What Is a Limited Liability Partnership (LLP)

By Jennifer Reuting

A limited liability partnership is like a limited partnership without limited partners. An LLP has only general partners who are held personally responsible for the debts and obligations of the business. So how is this entity different from a general partnership, you ask?

Well, an LLP has an added layer of liability protection that insulates the partners from the wrongful acts of the other partners. In other words, if you’re a partner in an LLP, then you’re responsible only for your own misdeeds, not for those of a shady business partner.

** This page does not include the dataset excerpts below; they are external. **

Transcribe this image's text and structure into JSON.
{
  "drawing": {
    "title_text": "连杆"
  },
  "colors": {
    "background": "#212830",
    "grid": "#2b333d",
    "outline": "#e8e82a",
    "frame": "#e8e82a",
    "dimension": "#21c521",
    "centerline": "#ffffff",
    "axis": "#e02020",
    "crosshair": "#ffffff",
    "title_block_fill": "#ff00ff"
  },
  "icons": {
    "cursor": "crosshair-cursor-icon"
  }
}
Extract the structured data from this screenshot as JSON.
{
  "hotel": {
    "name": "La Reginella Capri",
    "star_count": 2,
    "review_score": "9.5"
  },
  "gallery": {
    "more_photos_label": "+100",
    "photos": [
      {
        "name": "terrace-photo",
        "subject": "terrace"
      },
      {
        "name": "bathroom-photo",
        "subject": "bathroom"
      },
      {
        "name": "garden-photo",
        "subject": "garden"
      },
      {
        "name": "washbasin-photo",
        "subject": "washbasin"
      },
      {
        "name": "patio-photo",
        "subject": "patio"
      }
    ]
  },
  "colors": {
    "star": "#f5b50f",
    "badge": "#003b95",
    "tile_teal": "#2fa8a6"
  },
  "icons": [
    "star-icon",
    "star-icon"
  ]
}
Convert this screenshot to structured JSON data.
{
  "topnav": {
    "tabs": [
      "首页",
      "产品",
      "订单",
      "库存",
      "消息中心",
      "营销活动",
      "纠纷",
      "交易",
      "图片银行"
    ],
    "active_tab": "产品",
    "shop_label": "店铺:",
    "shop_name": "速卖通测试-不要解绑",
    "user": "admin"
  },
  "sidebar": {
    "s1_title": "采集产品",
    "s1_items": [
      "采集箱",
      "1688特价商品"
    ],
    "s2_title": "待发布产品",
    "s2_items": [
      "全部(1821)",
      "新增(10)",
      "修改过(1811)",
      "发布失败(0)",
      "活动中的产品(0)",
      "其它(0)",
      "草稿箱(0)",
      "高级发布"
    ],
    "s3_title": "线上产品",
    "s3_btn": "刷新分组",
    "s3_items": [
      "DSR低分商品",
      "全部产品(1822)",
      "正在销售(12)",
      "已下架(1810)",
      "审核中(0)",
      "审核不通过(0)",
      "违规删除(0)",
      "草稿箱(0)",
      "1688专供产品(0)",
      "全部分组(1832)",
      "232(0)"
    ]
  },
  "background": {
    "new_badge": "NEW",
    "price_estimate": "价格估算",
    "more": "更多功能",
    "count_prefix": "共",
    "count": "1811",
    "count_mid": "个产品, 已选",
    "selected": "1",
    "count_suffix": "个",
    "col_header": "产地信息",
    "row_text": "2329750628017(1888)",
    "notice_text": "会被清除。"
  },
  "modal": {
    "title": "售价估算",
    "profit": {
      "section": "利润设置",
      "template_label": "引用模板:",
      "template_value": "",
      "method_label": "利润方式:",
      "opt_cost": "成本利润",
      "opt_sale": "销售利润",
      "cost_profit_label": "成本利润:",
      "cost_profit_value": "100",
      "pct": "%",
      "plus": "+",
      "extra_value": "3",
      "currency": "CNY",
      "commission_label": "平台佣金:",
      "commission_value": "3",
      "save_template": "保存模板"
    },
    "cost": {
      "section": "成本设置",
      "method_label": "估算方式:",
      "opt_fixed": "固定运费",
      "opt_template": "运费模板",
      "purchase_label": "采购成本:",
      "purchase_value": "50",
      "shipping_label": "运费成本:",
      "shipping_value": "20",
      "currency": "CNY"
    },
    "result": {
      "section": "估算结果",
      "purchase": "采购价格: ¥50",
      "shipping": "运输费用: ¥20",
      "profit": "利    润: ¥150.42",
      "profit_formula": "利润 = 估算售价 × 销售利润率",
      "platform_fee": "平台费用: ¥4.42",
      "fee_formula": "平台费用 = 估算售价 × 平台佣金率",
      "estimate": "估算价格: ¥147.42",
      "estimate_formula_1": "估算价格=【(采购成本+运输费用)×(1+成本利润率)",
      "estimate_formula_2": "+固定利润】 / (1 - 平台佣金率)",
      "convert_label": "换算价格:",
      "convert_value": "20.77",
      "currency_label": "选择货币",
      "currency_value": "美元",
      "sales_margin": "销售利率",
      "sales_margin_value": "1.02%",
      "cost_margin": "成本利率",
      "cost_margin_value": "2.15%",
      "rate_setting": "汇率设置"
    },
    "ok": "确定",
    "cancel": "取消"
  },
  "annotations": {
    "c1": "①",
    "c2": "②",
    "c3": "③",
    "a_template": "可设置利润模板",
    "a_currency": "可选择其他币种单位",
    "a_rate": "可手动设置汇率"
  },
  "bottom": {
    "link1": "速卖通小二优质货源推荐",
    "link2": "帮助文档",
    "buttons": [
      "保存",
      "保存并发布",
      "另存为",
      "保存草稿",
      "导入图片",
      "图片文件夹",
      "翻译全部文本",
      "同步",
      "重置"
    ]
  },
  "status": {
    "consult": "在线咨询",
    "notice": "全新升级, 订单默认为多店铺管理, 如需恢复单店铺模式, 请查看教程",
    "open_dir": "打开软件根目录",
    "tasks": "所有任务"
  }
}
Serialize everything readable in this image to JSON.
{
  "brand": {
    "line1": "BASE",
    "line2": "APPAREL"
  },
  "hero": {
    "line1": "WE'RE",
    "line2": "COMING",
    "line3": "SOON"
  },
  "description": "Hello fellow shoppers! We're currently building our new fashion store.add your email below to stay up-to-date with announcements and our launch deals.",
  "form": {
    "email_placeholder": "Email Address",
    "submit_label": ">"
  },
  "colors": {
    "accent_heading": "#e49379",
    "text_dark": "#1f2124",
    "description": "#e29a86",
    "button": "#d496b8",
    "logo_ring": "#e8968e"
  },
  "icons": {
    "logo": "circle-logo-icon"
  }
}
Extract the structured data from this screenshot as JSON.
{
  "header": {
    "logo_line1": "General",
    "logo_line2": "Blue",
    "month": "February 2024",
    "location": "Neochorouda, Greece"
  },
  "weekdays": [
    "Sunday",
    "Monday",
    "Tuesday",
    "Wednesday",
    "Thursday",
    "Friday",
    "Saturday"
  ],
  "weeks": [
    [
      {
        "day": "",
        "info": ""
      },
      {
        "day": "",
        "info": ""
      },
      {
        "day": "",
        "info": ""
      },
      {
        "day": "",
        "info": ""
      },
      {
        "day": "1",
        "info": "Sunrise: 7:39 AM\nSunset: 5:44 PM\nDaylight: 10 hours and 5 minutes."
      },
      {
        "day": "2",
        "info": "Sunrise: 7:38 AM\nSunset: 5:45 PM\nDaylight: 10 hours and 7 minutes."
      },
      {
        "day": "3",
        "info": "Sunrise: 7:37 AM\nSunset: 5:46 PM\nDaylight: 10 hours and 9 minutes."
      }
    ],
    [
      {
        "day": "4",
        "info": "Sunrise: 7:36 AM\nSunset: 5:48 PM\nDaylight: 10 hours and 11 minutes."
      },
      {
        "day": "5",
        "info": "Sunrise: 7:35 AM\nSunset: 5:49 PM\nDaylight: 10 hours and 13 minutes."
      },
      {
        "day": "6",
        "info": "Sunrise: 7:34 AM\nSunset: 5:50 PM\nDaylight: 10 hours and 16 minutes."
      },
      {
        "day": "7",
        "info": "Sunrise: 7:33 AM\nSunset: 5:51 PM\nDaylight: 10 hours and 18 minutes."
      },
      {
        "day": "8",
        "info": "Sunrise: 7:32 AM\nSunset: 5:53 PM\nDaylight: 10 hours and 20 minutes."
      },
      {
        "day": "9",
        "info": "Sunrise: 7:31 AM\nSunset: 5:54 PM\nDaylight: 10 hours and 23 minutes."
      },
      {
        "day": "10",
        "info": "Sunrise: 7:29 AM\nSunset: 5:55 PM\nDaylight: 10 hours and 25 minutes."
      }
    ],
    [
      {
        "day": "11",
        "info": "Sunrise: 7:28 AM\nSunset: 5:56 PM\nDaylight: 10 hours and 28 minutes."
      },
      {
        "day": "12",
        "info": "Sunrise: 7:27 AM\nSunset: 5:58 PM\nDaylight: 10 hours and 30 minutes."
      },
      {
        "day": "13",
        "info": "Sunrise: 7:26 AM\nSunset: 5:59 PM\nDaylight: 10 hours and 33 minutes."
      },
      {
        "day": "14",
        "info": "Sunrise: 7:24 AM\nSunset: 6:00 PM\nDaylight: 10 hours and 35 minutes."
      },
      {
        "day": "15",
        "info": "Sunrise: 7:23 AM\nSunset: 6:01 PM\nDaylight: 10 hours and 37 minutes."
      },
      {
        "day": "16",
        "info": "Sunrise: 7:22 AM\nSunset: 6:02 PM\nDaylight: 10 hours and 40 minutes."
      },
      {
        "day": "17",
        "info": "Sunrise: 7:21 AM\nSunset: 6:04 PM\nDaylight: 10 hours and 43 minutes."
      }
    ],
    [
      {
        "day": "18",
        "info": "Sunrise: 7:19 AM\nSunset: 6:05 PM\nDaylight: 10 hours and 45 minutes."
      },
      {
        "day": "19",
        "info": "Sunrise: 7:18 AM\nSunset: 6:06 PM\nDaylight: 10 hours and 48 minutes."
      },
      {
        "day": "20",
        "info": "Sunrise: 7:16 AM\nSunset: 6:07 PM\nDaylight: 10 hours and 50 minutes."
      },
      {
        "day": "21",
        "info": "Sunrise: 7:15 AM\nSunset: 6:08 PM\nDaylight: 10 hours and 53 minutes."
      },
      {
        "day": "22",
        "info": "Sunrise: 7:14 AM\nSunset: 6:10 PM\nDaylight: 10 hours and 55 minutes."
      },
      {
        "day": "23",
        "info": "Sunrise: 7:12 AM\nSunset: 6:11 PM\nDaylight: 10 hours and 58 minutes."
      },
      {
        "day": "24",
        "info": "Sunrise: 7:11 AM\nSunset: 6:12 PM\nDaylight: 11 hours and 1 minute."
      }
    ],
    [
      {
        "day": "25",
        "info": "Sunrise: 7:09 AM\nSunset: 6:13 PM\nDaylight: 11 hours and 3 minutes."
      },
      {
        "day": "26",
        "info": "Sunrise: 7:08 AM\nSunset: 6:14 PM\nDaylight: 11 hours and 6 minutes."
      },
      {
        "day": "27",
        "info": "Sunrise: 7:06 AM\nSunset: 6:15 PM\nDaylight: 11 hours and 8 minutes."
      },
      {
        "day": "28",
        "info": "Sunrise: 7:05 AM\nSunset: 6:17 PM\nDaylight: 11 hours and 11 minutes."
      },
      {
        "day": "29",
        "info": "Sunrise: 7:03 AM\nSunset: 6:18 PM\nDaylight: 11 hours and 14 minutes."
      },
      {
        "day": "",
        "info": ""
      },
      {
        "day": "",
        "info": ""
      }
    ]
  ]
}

LLPs emerged in the early 1990s in response to the real estate crash in the previous years. After a wave of bank failures, there was a rush to recover assets by targeting the accountants and lawyers who had advised the failed banks. LLPs were created to help shield the personal assets of the innocent lawyers and accountants from the massive claims made on their partnerships.

The new partnership structure caught on quickly, and by 1996, more than 40 states had adopted rules on the formation and governance of an LLP entity type.

LLPs are still used to this day; the structure is common for professionals such as lawyers, accountants, doctors, and architects. This entity makes sense for them because licensed professionals aren’t allowed the same levels of personal liability protection as those provided by regular LLCs and corporations. Some states allow LLPs to be used only in this manner.